Forum Moderators: DixonJones

Message Too Old, No Replies

List of spiders - how big is their part of activity on a website?

         

Oliver Henniges

12:23 pm on May 8, 2008 (gmt 0)

WebmasterWorld Senior Member 10+ Year Member



I have begun to extract my own data according to visitor-actions on my website. Currently I'd like to filter out SE-spiders from "human" visitors. I don't need exact data, just the most frequent bunch.

Do you know of any concise list of the most important bot-user-agents, which I can easily copy into a php-array?

The reason is: I found that only 3% of our visitors in total seem to put anything into their shopping cart. I find this ratio extremely low, because I think we have a relatively comfortable usability over all and some of the best landing pages convert with more than 6% orders per visit (20% putting into cart). So I believe this low ratio of 3% total is due to the fact that there are quite a lot of spiders frequently entering the main-page.

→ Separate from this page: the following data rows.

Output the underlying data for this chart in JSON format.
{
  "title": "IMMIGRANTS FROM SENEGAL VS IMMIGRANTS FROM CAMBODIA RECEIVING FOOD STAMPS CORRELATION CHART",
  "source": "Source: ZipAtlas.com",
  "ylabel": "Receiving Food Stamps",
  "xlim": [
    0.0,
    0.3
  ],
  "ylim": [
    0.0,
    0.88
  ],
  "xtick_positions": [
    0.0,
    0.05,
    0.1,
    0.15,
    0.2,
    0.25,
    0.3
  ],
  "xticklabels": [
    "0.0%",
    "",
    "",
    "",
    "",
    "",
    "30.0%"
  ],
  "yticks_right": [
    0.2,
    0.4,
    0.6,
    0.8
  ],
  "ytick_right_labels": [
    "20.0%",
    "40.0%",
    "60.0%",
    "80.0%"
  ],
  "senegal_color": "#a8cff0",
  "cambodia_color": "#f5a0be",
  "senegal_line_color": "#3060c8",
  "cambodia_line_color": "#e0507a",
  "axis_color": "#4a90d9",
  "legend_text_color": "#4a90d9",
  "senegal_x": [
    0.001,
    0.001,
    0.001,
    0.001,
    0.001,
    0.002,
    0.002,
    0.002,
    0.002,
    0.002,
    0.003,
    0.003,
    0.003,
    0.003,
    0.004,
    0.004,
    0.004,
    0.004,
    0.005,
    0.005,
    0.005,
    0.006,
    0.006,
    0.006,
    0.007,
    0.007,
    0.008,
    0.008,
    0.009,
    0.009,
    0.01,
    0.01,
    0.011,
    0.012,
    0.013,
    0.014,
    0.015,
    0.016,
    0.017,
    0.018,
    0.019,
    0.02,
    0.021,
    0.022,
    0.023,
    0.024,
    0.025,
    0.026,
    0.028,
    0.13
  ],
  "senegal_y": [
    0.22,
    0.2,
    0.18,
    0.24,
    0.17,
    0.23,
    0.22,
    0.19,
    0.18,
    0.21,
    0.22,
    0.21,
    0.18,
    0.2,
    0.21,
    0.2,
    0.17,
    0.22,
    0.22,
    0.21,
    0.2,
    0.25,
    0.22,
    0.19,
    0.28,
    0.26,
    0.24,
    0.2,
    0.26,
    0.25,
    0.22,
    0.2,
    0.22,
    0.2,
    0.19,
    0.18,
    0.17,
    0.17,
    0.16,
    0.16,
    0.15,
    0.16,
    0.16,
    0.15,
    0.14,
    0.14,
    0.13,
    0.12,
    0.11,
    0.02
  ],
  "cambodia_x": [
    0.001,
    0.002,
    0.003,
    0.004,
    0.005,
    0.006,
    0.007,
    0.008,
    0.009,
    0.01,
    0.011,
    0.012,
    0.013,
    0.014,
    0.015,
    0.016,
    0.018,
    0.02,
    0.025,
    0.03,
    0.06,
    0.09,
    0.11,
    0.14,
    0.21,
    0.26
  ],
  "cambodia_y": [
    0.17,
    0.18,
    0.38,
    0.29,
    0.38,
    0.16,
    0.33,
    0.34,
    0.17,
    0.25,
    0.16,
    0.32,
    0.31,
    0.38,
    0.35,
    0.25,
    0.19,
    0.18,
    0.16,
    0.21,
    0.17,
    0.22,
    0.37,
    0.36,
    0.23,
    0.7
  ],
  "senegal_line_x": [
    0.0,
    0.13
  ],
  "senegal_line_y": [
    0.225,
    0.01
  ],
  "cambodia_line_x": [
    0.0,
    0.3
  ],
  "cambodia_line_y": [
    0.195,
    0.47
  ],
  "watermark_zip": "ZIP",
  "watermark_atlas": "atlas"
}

It is genrally said that an orders per visit ratio of 1-3% is normal. Do you know about other benchmarks after filtering spiders? Is there a general difference between websites acoording to spider activity? (I could imagine that older websites or "good" ones or frequently changing ones are spidered more often?

Receptional Andy

12:34 pm on May 8, 2008 (gmt 0)



A simple but reasonably effective approach for 'well-behaved' spiders would be to block anything that matches text like 'bot' (would catch Google and MSN amongst others) 'crawl', 'spider' or 'http' in the UA. Depending on your site however, you might have large scale spider activity not caught by the above.

Oliver Henniges

3:32 pm on May 8, 2008 (gmt 0)

WebmasterWorld Senior Member 10+ Year Member



I listed all user agents in a table the past two months, so I might simply walk through that data by hand and see what looks like a spider.

But I doubt I am the first one faced with the problem of getting more accurate data in this respect, so I thought someone might help me not to invent the wheel the second time.

I'm a bit stubborn: My very own anaylsis is getting more and more refined and I come to the conclusion that the number of human beings among all traffic should be reduced to (not by!) 10-20 % of all traffic reported by my hoster's stats. One thing to easily detect is official spiders' user agents. Another one is the anonymous scraper-spiders, hiding behind some ordinary mozilla entry, but coming again and again with an interval larger than half an hour, which means that every visit is registered as a distinct visitor.

Traffic definitely isn't what it seems to be, but obviously noone wants to hear that...

JacobPM

5:27 pm on May 13, 2008 (gmt 0)

10+ Year Member



^^I've been noticing that too and that's just from CTRs from some google ad words I'm managing.

why are bots seeming to out-weigh the human aspect of choice? (ie: people think site A is better, not B, but because B is more bot friendly , B comes up more?)